Goldman Sachs note that “U.S. inflation cooled more than forecast in July. While a decline in headline CPI on account of lower gasoline prices was anticipated, there were surprises in a range of categories in the core measure, with lower airfares and used car prices contributing significantly to the softening. Trimmed measures remain elevated, however, and our economists note a sequentially slower but still elevated pace of shelter inflation. Overall, despite a “policy relief” trade playing out across asset classes following the CPI report, we do not believe the categories contributing to the downside surprise justify a relaxation of either Fed pricing (barring a lowering of the probability of a 75bp hike in September) or lower levels of rates at longer maturities.”

  • “Indeed, the repricing in the rates market has been more measured compared to other asset classes, with longer maturity yields drifting higher; this steepening is also apparent in OIS forwards. The move can be rationalized in the following way: a more rapid near-term deceleration in price pressures reduces the market-implied odds of large hikes, lowering pricing for some near-term meetings. However, given the continued tightening of the labor market and still sticky trimmed inflation measures, we believe the Fed will likely have to raise the policy rate at least to our economists’ baseline, if not more. Indeed, less front-loading of hikes could mean steepening either because it extends the hiking cycle or because a more measured pace of policy rate increases would allow the Fed to calibrate policy better.”

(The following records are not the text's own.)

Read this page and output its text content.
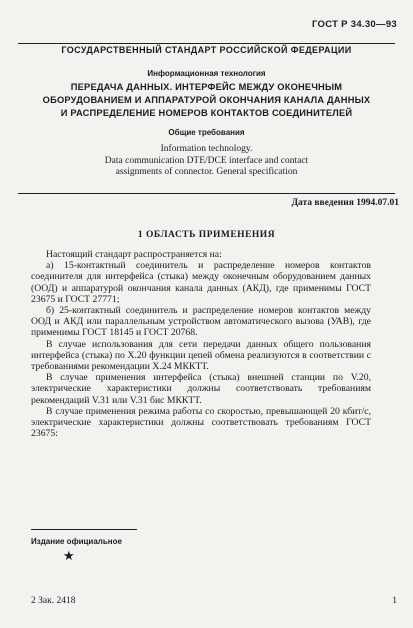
ГОСТ Р 34.30—93
ГОСУДАРСТВЕННЫЙ СТАНДАРТ РОССИЙСКОЙ ФЕДЕРАЦИИ
Информационная технология
ПЕРЕДАЧА ДАННЫХ. ИНТЕРФЕЙС МЕЖДУ ОКОНЕЧНЫМ
ОБОРУДОВАНИЕМ И АППАРАТУРОЙ ОКОНЧАНИЯ КАНАЛА ДАННЫХ
И РАСПРЕДЕЛЕНИЕ НОМЕРОВ КОНТАКТОВ СОЕДИНИТЕЛЕЙ
Общие требования
Information technology.
Data communication DTE/DCE interface and contact
assignments of connector. General specification
Дата введения 1994.07.01
1 ОБЛАСТЬ ПРИМЕНЕНИЯ

Настоящий стандарт распространяется на:

а) 15-контактный соединитель и распределение номеров контактов соединителя для интерфейса (стыка) между оконечным оборудованием данных (ООД) и аппаратурой окончания канала данных (АКД), где применимы ГОСТ 23675 и ГОСТ 27771;

б) 25-контактный соединитель и распределение номеров контактов между ООД и АКД или параллельным устройством автоматического вызова (УАВ), где применимы ГОСТ 18145 и ГОСТ 20768.

В случае использования для сети передачи данных общего пользования интерфейса (стыка) по X.20 функции цепей обмена реализуются в соответствии с требованиями рекомендации X.24 МККТТ.

В случае применения интерфейса (стыка) внешней станции по V.20, электрические характеристики должны соответствовать требованиям рекомендаций V.31 или V.31 бис МККТТ.

В случае применения режима работы со скоростью, превышающей 20 кбит/с, электрические характеристики должны соответствовать требованиям ГОСТ 23675:

Издание официальное
★
2 Зак. 2418	1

  • “The latter would reduce the risk of overshooting too far into restrictive territory, thereby lowering the odds of future cuts. If the coming months continue to feature a mix of stronger-than-expected growth/jobs data and rapidly cooling inflation with still sticky (large) components in the core measures, we could see front end forward curves steepen further. However, if as we expect, activity data weaken more than consensus, we could see a resumption of curve flattening.”